Wednesday, April 20, 2022

 Thursday in the Octave of Easter, April 21, 2022

Luke 24:35–48


The disciples of Jesus recounted what had taken place along the way, and how they had come to recognize him in the breaking of bread.  While they were still speaking about this, he stood in their midst and said to them, “Peace be with you.” But they were startled and terrified and thought that they were seeing a ghost. Then he said to them, “Why are you troubled? And why do questions arise in your hearts? Look at my hands and my feet, that it is I myself. Touch me and see, because a ghost does not have flesh and bones as you can see I have.” And as he said this, he showed them his hands and his feet. While they were still incredulous for joy and were amazed, he asked them, “Have you anything here to eat?” They gave him a piece of baked fish; he took it and ate it in front of them.  He said to them, “These are my words that I spoke to you while I was still with you, that everything written about me in the law of Moses and in the prophets and psalms must be fulfilled.” Then he opened their minds to understand the Scriptures. And he said to them, “Thus it is written that the Christ would suffer and rise from the dead on the third day and that repentance, for the forgiveness of sins, would be preached in his name to all the nations, beginning from Jerusalem. You are witnesses of these things.”
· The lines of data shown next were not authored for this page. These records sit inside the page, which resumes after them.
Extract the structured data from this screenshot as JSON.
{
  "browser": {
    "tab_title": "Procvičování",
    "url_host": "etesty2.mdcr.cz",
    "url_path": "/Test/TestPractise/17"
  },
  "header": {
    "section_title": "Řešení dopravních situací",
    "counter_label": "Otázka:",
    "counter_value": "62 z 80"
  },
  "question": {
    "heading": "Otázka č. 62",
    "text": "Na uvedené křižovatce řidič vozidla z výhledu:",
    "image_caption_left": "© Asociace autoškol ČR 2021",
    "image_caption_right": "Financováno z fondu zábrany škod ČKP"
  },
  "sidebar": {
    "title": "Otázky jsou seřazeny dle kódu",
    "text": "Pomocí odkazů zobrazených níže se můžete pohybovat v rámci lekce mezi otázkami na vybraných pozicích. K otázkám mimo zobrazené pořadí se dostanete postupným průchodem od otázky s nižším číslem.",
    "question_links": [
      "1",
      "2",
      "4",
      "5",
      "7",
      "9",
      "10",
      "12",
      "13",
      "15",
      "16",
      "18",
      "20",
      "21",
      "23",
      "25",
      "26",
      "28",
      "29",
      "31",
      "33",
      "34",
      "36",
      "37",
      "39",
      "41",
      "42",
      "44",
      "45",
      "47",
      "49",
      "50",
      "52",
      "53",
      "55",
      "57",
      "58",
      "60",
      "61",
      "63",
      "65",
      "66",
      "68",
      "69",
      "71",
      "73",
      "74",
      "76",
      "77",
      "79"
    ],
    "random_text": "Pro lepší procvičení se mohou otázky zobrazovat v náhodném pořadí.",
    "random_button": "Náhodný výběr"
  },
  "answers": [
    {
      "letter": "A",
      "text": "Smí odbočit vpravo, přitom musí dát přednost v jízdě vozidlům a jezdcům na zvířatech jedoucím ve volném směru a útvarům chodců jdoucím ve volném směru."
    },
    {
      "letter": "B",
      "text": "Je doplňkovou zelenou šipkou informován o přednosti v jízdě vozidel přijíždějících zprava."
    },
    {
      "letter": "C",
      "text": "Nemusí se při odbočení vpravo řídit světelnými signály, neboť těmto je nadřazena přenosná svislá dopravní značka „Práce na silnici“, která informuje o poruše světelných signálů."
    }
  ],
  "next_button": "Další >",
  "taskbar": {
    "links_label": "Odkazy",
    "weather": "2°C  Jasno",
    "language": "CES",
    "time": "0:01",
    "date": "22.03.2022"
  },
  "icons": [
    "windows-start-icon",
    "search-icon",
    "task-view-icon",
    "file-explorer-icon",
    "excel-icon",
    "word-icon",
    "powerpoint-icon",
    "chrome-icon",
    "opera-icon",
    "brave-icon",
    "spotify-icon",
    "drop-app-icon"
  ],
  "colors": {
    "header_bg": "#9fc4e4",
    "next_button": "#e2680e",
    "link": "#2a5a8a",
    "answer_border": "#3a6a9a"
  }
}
“He stood in their midst.”  Since the Lord was appearing to the Apostles after the two disciples had returned to Jerusalem, when it was already dark, this must have occurred fairly late at night.  Previously, the Lord had appeared very naturally, as someone mistaken as a gardener and as a fellow traveler.  Here he comes among the Apostles very suddenly.  Because of this, they think right away that he is a ghost.  They had thought this of him before, when he was walking on the water towards them.  “Peace be with you.”  In Hebrew, Shalom, the customary greeting.  We notice that when the Lord appears after his Resurrection, it is without flashes of light or sounds of trumpets.  Even his sudden appearance here happens without fuss.  He does not go in for self-indulgence as we often do.  “Why are you troubled? And why do questions arise in your hearts?”  He wants his Apostles to think about how they would answer these questions, but he does not need to hear their answers.  They had seen him raise the dead.  Why should his Resurrection surprise them?  “Touch me and see, because a ghost does not have flesh and bones as you can see I have.”  He offers the Apostles to touch him because of their little faith.  He had told Mary Magdalene not to touch him because her faith was already great.  She did not need to touch him to know that it was him.  Her faith was ready for greater things.  For the first time, he appears in such a way that his wounds were visible.  We ought to think about what the Apostles saw.  In paintings and illustrations, the Lord’s wounds look fairly sanitary, but in real life they must have struck the Apostles with horror.  The holes in his hands and feet from the nails would have  been jagged and elongated from the weight of his Body hanging from the nails.  The scourging would have left ghastly marks and welts all over his Body.  On this occasion, the Lord spares them the terrible sight of the would in his side.  Yet, he does not limp, does not stoop, is not in pain. He presents himself as one who is victorious over sin and death.  


“Have you anything here to eat?”  His asking for food and then eating it tells the Apostles that he is neither a ghost nor someone who was crucified and then buried alive and escaped, half-dead.  On the Cross, in his thirst, he had asked for something to drink.  Now, he asks his Apostles for something to eat not because he wants or needs it, but because they need to see him consume it, for the sake of their faith.  “These are my words that I spoke to you while I was still with you, that everything written about me in the law of Moses and in the prophets and psalms must be fulfilled.”  Having assured them that he was truly risen, he proceeds to explain how the Scriptures pointed not to a political and military Messiah, but to one who would come to save the world by his suffering and dying.  He corrects the misinterpretation that they had been fed by the self-serving Pharisees.


He sums up his “opening” of the Scriptures to them by saying, “Thus it is written that the Christ would suffer and rise from the dead on the third day and that repentance, for the forgiveness of sins, would be preached in his name to all the nations.”  As he had preached, so must his message be preached.  People must be told of the love of God and urged to repent so that they might enter heaven.  He looks them in the eye and says, “You are witnesses of these things.”  We tend to use the word “witness” quite loosely, but originally it had only a juridical meaning.  A witness had knowledge of some event or crime (usually) and therefore had a duty in a court to tell what he knew.  If a slave was a witness, he or she could be examined, that is to say, tortured, to furnish details or to confirm what he or she had already testified to.  The Lord, in identifying the Apostles as “witnesses” informs them that they have not merely the opportunity to tell people what they had seen and heard, but the duty to do so.  St. Paul, speaking of his preaching, says, “The love of Christ compels us, because we are convinced that if one died for all, then all were dead.  And Christ died for all: (2 Corinthians 5, 14).


The love of Christ compels us too to bear witness to what we have seen and heard.